Certainly, when progress is coming from land development and improvement, more stock numbers and greater production will generally go hand in hand.

But when increased stock numbers are applied to existing land, with no associated land improvement, the relationship becomes tenuous – and this was often the case in the 1960s and 70s.

Not only were increased stock numbers a poor criteria for judging increased productivity, but the reliability and accuracy of the data used was suspect.

The data was obtained from the annual statistical returns a farmer was obliged to furnish, and realistically, the degree of conscientiousness in filling in the forms would not have been high.

In the 1970s, in the face of declining sheep numbers, the farmer-friendly government introduced a sheep retention scheme, paying a bounty on sheep carried through the winter.

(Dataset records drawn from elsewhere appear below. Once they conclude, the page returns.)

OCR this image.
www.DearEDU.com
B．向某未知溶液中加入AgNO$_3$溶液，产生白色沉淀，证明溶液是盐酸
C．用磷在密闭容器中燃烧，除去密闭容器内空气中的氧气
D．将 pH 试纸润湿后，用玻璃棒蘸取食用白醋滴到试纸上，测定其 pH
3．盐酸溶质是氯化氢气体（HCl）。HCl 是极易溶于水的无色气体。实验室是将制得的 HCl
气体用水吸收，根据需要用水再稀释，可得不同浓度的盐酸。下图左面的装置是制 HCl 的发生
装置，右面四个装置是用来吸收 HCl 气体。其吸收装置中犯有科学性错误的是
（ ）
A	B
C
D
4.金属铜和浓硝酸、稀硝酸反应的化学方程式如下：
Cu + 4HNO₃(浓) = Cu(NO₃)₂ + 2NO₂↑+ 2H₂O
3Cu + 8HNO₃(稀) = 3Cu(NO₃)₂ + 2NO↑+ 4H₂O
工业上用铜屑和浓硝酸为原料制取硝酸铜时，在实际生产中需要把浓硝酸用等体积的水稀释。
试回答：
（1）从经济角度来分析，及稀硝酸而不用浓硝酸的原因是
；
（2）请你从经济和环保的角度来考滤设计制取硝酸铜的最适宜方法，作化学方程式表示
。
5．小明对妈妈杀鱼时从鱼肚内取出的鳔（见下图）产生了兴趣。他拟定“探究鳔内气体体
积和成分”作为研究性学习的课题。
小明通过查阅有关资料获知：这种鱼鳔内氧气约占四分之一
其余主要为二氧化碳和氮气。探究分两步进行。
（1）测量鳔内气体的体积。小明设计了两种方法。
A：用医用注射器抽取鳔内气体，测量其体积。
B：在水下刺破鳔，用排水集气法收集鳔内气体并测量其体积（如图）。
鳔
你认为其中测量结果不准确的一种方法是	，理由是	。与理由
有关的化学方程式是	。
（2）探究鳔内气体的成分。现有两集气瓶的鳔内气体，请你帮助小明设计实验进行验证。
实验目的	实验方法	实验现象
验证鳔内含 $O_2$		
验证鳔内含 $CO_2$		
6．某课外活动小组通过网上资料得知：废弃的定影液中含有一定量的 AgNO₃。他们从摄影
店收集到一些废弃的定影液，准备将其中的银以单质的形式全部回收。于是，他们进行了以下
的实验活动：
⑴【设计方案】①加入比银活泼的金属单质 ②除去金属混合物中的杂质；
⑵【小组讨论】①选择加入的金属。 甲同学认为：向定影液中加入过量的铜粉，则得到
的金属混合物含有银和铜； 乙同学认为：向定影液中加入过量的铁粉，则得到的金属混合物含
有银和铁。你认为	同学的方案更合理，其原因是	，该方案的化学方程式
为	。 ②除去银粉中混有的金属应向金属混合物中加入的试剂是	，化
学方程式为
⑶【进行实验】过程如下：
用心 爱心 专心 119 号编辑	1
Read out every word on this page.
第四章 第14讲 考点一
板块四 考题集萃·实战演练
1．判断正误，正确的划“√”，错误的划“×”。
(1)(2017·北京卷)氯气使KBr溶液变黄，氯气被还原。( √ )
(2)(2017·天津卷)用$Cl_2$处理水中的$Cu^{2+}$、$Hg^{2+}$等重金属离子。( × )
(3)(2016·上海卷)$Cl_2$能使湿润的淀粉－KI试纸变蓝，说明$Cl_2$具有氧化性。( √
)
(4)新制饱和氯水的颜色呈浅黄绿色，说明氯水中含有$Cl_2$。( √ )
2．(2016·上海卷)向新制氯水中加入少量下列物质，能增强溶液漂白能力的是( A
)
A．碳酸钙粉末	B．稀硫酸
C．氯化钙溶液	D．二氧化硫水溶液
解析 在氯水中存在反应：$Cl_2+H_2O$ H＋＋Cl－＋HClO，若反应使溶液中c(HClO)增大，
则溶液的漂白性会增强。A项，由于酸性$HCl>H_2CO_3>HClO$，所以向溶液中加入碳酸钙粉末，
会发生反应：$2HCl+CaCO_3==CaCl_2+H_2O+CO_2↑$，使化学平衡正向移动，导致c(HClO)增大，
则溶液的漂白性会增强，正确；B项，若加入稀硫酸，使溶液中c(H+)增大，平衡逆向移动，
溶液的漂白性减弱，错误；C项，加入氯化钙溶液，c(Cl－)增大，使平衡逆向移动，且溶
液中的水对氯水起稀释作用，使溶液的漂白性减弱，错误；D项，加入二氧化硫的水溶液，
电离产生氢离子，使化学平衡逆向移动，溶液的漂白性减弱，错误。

On paper this scheme was amazingly successful – whether it had an effect on actual production is dubious.

We now come to the point of this history, and I have to switch from general observations to personal experiences. In the early 1970s, as a MAF employee, I was transferred to Taranaki to take charge of its advisory services.

The major farming activity in the region was obviously dairying. After two or three years on the job I was called to account by the powers that be, the question being “What’s the matter with Taranaki dairying?”

Despite all the extra resources being put in, cow numbers and stocking rates had barely increased, while in other parts of the country sheep and beef numbers and stocking rates had shown a significant increase.

I said that instead of relying on Mickey Mouse stock numbers statistics they should go to the Dairy Board and look at the actual detailed production figures obtained from the dairy companies and published annually.

While cow numbers, and more particularly cows/ha, might not have increased much over the years, effective stocking rates in terms of cow equivalents/ha, had increased considerably.

Forget about actual cows/ha – generally our farms are very intensively stocked compared with 30 years ago. It takes about 7kg DM to produce 1kg milksolids (MS). If you take a 400kg cow from the 1960s doing 1kg MS/day production in the spring, her maintenance requirement will be 5.5kg DM/day, giving a total daily requirement of 12.5kg – not a difficult target.

Now take a 2013 cow of 450kg aspiring to produce 2kg MS daily in the spring. To do this her requirement will be 6 + 14kg DM per day = 20kg DM.

It’s a big ask to get this intake but if she can’t do it she won’t achieve 2kg MS/day – at least not on a sustainable basis.

Management in spring must be heavily biased towards the cow.

Worry about feeding cows to maximise intake long before you start worrying about looking after pasture.

You will have the rest of the season to tidy up mistakes in early spring pasture management, but mistakes in cow management will stay with you for the rest of the season.